“There is no immediate solution. RISC-V, the open source processor architecture European sovereignty advocates point to as a long-term alternative, remains years from competitive performance in datacenter workloads. “It will take decades,””
RISC-V isn’t in the same scenario. There’s one company behind ARM with a few external companies with architecture licenses (who doesn’t share their contributions), and ARM competes mostly just on the same commercial terms so for a long time it wasn’t worth investing in single core performance because they could instead fill the efficiency niche.

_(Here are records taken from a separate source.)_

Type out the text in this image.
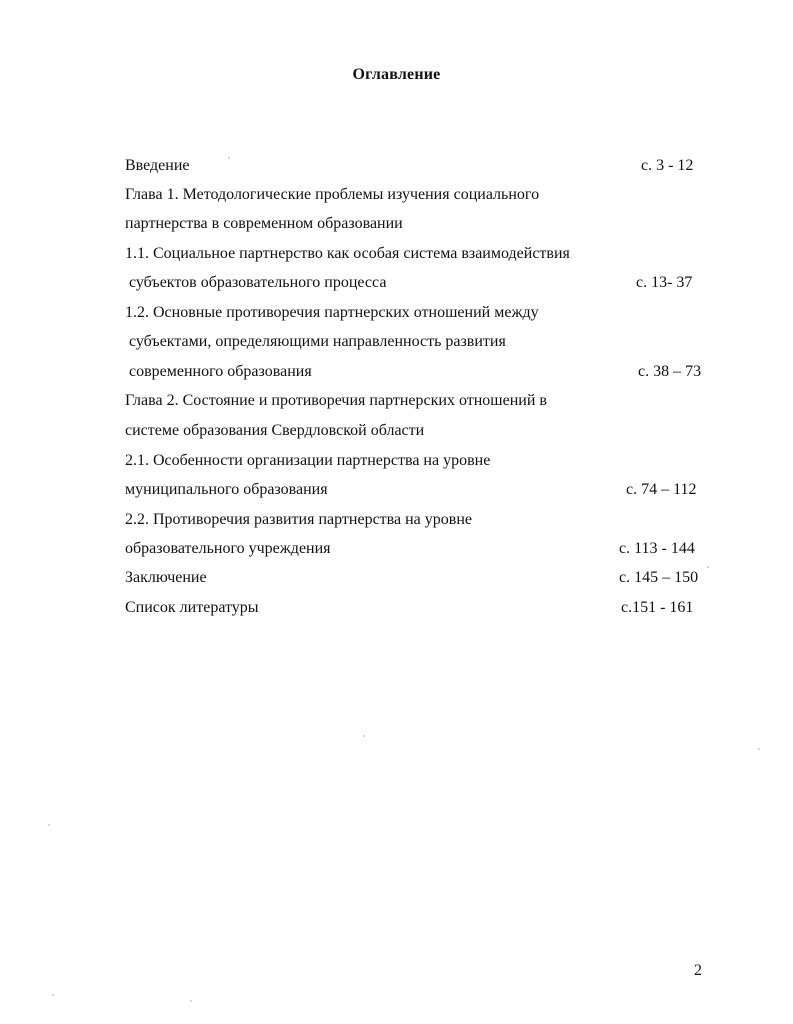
Оглавление
Введение	с. 3 - 12
Глава 1. Методологические проблемы изучения социального
партнерства в современном образовании
1.1. Социальное партнерство как особая система взаимодействия
субъектов образовательного процесса	с. 13- 37
1.2. Основные противоречия партнерских отношений между
субъектами, определяющими направленность развития
современного образования	с. 38 – 73
Глава 2. Состояние и противоречия партнерских отношений в
системе образования Свердловской области
2.1. Особенности организации партнерства на уровне
муниципального образования	с. 74 – 112
2.2. Противоречия развития партнерства на уровне
образовательного учреждения	с. 113 - 144
Заключение	с. 145 – 150
Список литературы	с.151 - 161
2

Also there’s more knowledge on how to build high performance cores. Doesn’t mean it’s trivial, but it means the lead isn’t several decades. With enough investment you can make it happen faster. And there’s a national security motivation for investing.
It said RISC-V is decades away
“There is no immediate solution. RISC-V, the open source processor architecture European sovereignty advocates point to as a long-term alternative, remains years from competitive performance in datacenter workloads. “It will take decades,””
RISC-V is more like 1-3 years away from CPUs existing that have competitive performance in datacenter workloads. Not decades.
But they won’t be manufactured in Europe. Getting fabs up and running is indeed something that takes a very long time.
RISC-V isn’t in the same scenario. There’s one company behind ARM with a few external companies with architecture licenses (who doesn’t share their contributions), and ARM competes mostly just on the same commercial terms so for a long time it wasn’t worth investing in single core performance because they could instead fill the efficiency niche.
Also there’s more knowledge on how to build high performance cores. Doesn’t mean it’s trivial, but it means the lead isn’t several decades. With enough investment you can make it happen faster. And there’s a national security motivation for investing.
That may be so (hopefully), I’m just a layman quoting an expert.